Antwi-Boasiako, K., Fallon, B., King, B., Trocmé, N. et Fluke, J. (2022). Understanding the overrepresentation of Black children in Ontario’s child welfare system: Perspectives from child welfare workers and community service providers. Child Abuse & Neglect, 123, 105425.
Background. The overrepresentation of Black children in the child welfare system is a social problem that has received longstanding attention in the United States, but has recently received increasing attention in Canada.
Objective. This qualitative study explores the findings of two quantitative studies (Antwi-Boasiako et al., 2020, 2021) in order to interpret them through the perspectives of child welfare workers and community service providers. The aim is to gain a deeper understanding on the potential factors that contribute to the overrepresentation of Black children in Ontario’s child welfare system.
Participants and setting. The study involved twenty-one child welfare workers from two child welfare organizations in Ontario serving lots of Black families and thirteen community service providers in Toronto.
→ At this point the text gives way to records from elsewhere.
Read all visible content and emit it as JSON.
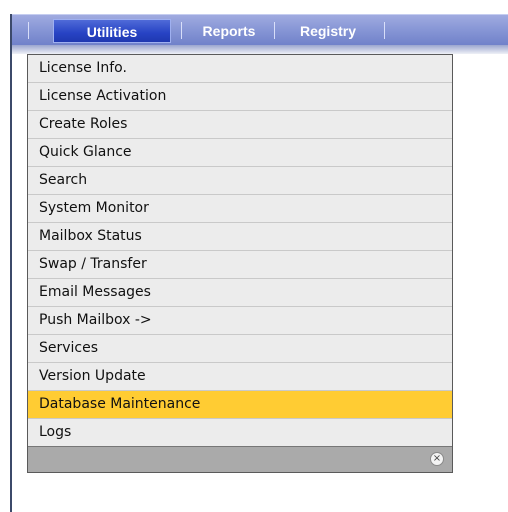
{
  "menubar": {
    "tabs": [
      {
        "label": "Utilities"
      },
      {
        "label": "Reports"
      },
      {
        "label": "Registry"
      }
    ]
  },
  "dropdown": {
    "items": [
      {
        "label": "License Info."
      },
      {
        "label": "License Activation"
      },
      {
        "label": "Create Roles"
      },
      {
        "label": "Quick Glance"
      },
      {
        "label": "Search"
      },
      {
        "label": "System Monitor"
      },
      {
        "label": "Mailbox Status"
      },
      {
        "label": "Swap / Transfer"
      },
      {
        "label": "Email Messages"
      },
      {
        "label": "Push Mailbox ->"
      },
      {
        "label": "Services"
      },
      {
        "label": "Version Update"
      },
      {
        "label": "Database Maintenance"
      },
      {
        "label": "Logs"
      }
    ],
    "highlighted_index": 12,
    "close_glyph": "×"
  },
  "colors": {
    "menubar": "#8897d6",
    "active_tab": "#2743c4",
    "highlight": "#ffcc33",
    "dropdown_bg": "#ececec"
  }
}
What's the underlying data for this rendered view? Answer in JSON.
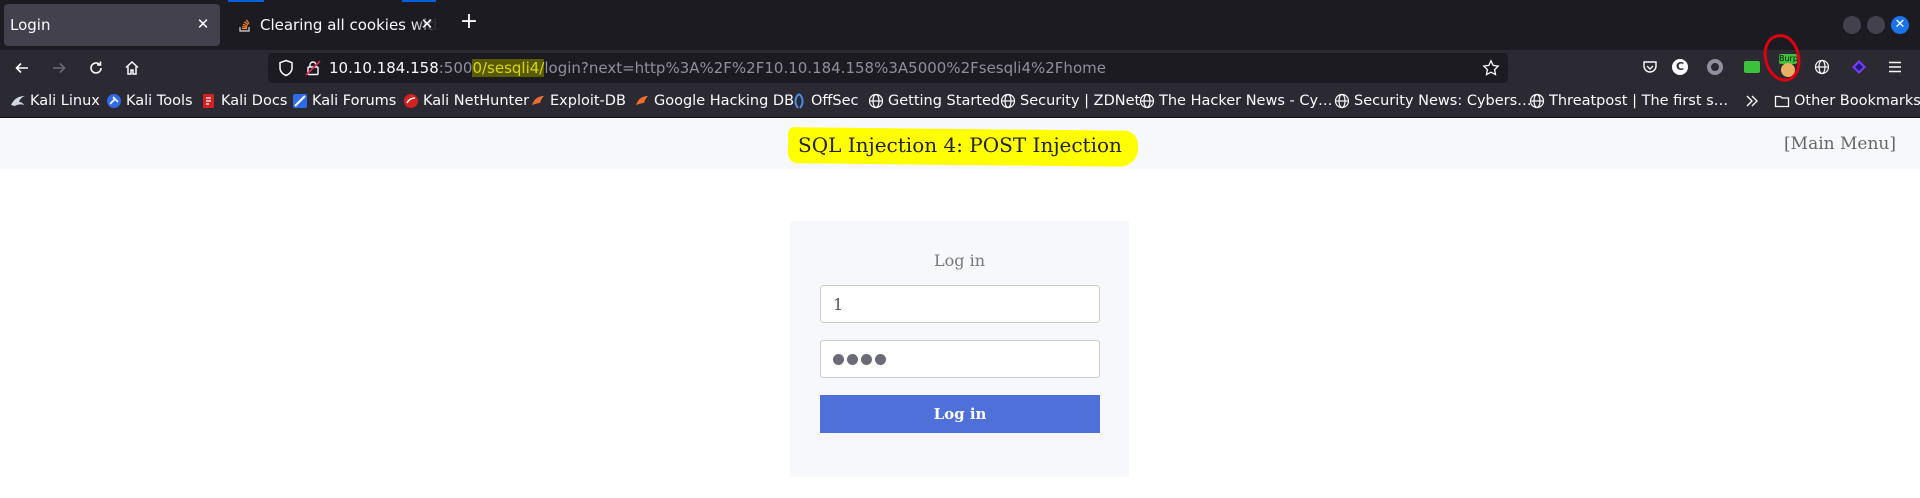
{
  "browser": {
    "tabs": [
      {
        "title": "Login",
        "active": true
      },
      {
        "title": "Clearing all cookies with JavaScript",
        "active": false
      }
    ],
    "url": {
      "host": "10.10.184.158",
      "port": ":500",
      "highlighted": "0/sesqli4/",
      "rest": "login?next=http%3A%2F%2F10.10.184.158%3A5000%2Fsesqli4%2Fhome"
    },
    "extensions": [
      {
        "name": "pocket-icon"
      },
      {
        "name": "c-extension-icon",
        "text": "C"
      },
      {
        "name": "settings-extension-icon"
      },
      {
        "name": "green-extension-icon"
      },
      {
        "name": "burp-extension-icon",
        "text": "Burp"
      },
      {
        "name": "globe-extension-icon"
      },
      {
        "name": "purple-extension-icon"
      },
      {
        "name": "menu-icon"
      }
    ],
    "bookmarks": [
      "Kali Linux",
      "Kali Tools",
      "Kali Docs",
      "Kali Forums",
      "Kali NetHunter",
      "Exploit-DB",
      "Google Hacking DB",
      "OffSec",
      "Getting Started",
      "Security | ZDNet",
      "The Hacker News - Cy…",
      "Security News: Cybers…",
      "Threatpost | The first s…"
    ],
    "other_bookmarks": "Other Bookmarks"
  },
  "page": {
    "title": "SQL Injection 4: POST Injection",
    "main_menu": "[Main Menu]",
    "login": {
      "heading": "Log in",
      "username_value": "1",
      "password_dots": 4,
      "button_label": "Log in"
    }
  },
  "colors": {
    "accent": "#4f6fd9",
    "highlight": "#ffff00",
    "annotation": "#e00010"
  }
}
Methods. Six focus groups were completed with thirty-four participants. Each of the focus groups was audio recorded and manually transcribed verbatim. Constant comparison analysis was used to analyze the transcribed data.
Results. Themes that emerged from the study include the following concerns: racism and bias from referral sources; racism and bias from child welfare workers; lack of cultural sensitivity; lack of workforce diversity/training; lack of culturally appropriate resources; assessment tools; duty to report; fear of liability; lack of collaboration; and poverty.
Conclusions. The results from this study reinforce the need to shift practice that acknowledges Black families as valuable stakeholders and experts of their own lives and involves them in the development and implementation of policies and practices that affect them.